Further, evidence demonstrates that such approaches fail to reduce crime.
The policy already exists
Others took to Twitter to highlight the fact that the UK’s terror police already enacts Rayner’s suggested ‘shoot first, ask questions later’ policy. Former chief prosecutor Nazir Afzal shared: Former chief prosecutor for North West England Nazir Afzal shared:
Some making out Angela Rayner’s comments about shoot first policy for terrorists is some new policy
It’s been operational anti-terror response to “marauding terrorist threats” for yrs
If faced with man wearing what purports to be “suicide vest” you disable to prevent greater harm
— nazir afzal (@nazirafzal) February 17, 2022
This is exemplified by the tragic case of Jean Charles de Menezes. In 2005, armed police mistook the Brazilian electrician for a suicide bomber, shooting him seven times at close range and killing him in Stockwell station.
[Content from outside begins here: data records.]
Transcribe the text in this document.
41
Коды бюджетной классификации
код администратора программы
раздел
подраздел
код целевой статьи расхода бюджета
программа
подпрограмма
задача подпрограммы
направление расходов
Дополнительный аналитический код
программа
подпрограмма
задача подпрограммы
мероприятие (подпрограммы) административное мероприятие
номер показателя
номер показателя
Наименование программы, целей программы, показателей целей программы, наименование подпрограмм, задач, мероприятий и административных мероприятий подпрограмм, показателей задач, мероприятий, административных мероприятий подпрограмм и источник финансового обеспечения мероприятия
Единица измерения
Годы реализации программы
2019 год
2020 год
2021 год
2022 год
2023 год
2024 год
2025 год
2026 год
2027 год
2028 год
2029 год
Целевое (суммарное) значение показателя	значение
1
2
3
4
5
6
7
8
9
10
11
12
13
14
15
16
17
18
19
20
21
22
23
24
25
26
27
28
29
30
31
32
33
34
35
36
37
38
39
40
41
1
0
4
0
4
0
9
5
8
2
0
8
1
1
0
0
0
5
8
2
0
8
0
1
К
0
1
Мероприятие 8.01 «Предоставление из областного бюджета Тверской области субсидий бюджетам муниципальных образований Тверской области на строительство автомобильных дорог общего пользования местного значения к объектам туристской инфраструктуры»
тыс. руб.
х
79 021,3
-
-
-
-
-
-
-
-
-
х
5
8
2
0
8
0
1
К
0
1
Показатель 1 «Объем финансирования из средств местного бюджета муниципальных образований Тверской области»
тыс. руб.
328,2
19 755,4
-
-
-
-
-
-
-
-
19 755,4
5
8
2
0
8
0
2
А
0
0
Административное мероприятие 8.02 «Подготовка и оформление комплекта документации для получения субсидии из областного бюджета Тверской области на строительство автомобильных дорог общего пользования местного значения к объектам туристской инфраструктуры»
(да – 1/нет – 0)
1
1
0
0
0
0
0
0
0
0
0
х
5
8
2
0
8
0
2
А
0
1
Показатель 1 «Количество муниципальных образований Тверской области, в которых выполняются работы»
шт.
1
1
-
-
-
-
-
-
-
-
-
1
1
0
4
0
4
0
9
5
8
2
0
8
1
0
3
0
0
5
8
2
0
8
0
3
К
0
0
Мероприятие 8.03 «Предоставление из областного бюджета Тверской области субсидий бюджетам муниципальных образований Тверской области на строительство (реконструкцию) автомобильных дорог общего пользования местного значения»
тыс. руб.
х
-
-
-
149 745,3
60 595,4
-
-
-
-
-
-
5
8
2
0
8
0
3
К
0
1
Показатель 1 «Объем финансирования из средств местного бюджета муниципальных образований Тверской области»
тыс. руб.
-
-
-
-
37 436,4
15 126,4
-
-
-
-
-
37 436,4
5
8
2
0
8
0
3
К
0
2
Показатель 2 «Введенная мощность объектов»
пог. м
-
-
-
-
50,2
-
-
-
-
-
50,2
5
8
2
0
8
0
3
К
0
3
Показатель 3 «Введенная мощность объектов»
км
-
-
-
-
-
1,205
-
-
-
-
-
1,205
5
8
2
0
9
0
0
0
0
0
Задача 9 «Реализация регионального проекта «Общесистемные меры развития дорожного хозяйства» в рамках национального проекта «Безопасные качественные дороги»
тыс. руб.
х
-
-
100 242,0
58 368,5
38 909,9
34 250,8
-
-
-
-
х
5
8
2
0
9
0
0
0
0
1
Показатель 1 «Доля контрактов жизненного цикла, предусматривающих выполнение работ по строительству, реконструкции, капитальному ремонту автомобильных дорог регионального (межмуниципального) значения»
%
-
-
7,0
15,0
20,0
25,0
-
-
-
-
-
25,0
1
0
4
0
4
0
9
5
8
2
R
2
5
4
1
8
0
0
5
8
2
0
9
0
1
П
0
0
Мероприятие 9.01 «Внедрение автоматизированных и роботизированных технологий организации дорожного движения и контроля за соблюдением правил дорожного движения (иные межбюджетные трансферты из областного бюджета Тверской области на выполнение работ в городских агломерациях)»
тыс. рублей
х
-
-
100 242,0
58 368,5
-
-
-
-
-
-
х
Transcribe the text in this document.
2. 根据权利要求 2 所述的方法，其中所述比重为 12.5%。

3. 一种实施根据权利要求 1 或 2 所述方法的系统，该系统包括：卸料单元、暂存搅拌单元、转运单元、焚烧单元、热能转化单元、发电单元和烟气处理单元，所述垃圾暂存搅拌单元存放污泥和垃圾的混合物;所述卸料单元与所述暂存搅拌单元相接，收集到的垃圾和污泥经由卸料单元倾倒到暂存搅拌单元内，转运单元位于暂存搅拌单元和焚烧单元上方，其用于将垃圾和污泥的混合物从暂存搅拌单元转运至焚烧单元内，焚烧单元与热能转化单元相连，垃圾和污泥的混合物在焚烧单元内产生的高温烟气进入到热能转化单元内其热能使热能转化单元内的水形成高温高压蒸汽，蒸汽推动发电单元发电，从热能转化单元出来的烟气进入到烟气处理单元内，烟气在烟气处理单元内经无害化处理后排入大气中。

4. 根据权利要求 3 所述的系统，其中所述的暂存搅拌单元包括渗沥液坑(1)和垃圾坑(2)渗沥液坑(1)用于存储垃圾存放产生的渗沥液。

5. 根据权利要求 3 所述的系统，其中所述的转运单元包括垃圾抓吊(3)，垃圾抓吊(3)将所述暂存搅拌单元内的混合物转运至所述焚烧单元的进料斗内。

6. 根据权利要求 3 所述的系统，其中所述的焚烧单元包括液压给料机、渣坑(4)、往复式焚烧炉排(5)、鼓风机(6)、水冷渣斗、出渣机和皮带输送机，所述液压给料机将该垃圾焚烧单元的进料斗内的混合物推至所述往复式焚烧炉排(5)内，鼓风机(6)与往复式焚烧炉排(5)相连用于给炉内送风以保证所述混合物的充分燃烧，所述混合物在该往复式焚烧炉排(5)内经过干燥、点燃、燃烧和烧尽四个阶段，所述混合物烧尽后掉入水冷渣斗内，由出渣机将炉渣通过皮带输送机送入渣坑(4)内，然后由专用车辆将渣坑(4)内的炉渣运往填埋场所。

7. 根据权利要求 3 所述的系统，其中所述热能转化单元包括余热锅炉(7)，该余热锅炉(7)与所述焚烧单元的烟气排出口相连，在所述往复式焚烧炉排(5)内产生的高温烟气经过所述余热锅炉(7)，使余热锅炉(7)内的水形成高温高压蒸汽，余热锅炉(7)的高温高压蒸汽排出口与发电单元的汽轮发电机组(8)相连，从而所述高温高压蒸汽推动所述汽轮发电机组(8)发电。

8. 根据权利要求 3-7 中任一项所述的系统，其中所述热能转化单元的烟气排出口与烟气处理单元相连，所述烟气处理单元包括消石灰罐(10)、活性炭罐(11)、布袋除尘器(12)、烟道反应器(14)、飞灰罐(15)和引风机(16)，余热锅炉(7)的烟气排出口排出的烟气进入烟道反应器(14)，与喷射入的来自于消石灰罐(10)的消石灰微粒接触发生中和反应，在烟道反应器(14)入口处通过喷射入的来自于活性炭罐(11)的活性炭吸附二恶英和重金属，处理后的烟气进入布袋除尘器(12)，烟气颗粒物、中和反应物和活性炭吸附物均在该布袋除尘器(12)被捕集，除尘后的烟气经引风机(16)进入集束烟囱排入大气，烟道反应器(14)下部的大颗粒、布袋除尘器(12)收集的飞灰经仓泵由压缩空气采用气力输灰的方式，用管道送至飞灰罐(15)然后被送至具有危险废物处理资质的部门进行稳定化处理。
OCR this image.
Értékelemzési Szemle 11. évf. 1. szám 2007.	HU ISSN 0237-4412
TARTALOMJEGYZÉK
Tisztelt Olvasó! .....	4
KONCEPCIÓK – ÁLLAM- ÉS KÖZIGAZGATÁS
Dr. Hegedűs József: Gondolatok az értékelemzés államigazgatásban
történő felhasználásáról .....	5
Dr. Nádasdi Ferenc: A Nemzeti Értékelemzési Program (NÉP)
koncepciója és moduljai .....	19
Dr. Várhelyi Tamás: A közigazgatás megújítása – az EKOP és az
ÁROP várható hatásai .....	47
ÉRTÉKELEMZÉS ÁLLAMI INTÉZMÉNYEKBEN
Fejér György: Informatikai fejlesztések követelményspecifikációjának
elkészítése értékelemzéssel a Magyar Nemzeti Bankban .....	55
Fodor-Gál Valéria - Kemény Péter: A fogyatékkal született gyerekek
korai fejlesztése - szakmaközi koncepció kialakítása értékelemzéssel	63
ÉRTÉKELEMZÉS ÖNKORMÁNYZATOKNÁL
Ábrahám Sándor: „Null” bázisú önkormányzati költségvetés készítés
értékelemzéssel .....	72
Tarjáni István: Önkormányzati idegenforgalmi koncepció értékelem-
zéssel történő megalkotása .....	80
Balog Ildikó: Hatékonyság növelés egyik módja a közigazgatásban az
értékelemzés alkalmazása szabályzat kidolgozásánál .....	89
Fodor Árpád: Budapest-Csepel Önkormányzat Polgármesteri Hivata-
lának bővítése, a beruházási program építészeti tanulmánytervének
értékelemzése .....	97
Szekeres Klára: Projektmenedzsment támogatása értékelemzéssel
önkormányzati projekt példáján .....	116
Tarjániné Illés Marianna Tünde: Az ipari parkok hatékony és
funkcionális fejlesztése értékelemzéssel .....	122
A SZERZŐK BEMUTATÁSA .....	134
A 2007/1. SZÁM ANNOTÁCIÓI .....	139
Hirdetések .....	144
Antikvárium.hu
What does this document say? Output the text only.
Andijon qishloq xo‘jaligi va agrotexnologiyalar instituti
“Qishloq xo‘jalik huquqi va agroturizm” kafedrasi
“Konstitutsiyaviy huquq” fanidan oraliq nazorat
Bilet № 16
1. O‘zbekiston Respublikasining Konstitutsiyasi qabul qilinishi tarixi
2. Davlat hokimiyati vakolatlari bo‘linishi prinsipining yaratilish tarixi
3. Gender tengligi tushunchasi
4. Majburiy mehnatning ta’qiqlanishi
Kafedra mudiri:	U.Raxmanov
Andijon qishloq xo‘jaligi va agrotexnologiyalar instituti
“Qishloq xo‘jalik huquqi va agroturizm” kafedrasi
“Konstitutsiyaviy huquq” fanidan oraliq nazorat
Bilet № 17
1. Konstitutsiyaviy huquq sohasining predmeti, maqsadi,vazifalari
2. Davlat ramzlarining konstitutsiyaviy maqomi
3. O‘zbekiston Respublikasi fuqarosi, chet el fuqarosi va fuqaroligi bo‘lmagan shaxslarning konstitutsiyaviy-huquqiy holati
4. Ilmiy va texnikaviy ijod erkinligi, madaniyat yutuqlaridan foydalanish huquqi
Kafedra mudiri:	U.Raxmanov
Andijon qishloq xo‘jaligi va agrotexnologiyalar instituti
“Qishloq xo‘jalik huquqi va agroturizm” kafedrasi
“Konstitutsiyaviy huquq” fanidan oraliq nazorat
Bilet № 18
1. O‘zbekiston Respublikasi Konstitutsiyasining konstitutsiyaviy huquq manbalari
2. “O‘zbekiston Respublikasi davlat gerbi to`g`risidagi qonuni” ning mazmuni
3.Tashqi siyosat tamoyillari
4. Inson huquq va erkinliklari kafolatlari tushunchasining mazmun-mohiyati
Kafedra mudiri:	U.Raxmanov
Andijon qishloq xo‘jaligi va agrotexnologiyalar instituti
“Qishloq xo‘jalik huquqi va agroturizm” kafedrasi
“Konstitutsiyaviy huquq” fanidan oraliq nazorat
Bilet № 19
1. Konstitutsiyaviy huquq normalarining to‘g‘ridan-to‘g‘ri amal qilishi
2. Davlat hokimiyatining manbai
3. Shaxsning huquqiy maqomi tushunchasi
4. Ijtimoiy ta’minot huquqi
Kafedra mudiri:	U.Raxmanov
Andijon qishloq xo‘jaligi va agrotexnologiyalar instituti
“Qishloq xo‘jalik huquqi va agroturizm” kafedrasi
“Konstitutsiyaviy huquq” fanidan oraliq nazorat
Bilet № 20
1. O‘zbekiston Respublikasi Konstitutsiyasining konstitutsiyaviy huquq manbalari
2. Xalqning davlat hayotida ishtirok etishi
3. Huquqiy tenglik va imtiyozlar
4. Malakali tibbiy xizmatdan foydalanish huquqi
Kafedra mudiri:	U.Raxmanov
Raising this point, Novara‘s co-founder James Butler tweeted:
The "shoot first" approach lauded by Rayner here led to the police murder of Jean Charles de Menezes in 2005. It would be good if Labour politicians engaged either their brain or their conscience before inane hardman electoral posturing in the press. https://t.co/Obeymfzg45
— James B (@piercepenniless) February 17, 2022
Sam Browse shared:
I walk past this everyday on the way to work. I do not think “shoot first” should be anyone’s approach to these issues. pic.twitter.com/qSPnxmDNXC
— Sam Browse 🇵🇸🇨🇺🏳️🌈🚩 (@SamBrowse) February 17, 2022
And there was this reminder on the 50th anniversary of Bloody Sunday in Derry:
On the 50th anniversary of Bloody Sunday, 17 years after the killing of Jean Charles de Menezes, Angela Rayner is very keen for our brave security forces to gun down whichever British citizens they consider in that moment to be a "terrorist". https://t.co/K7s6c8vwea
— Nick (@Nickiquote) February 17, 2022
Another bad day for Labour
Research consultant and Hackney-based activist Heather Mendick set out the only logical response to Rayner’s heinous remarks:
Deselect Labour MPs who support extrajudicial killing, ask questions later.
— Heather Mendick (@helensclegel) February 17, 2022
All in all, this represents a new low for Starmer’s increasingly right-wing Labour Party.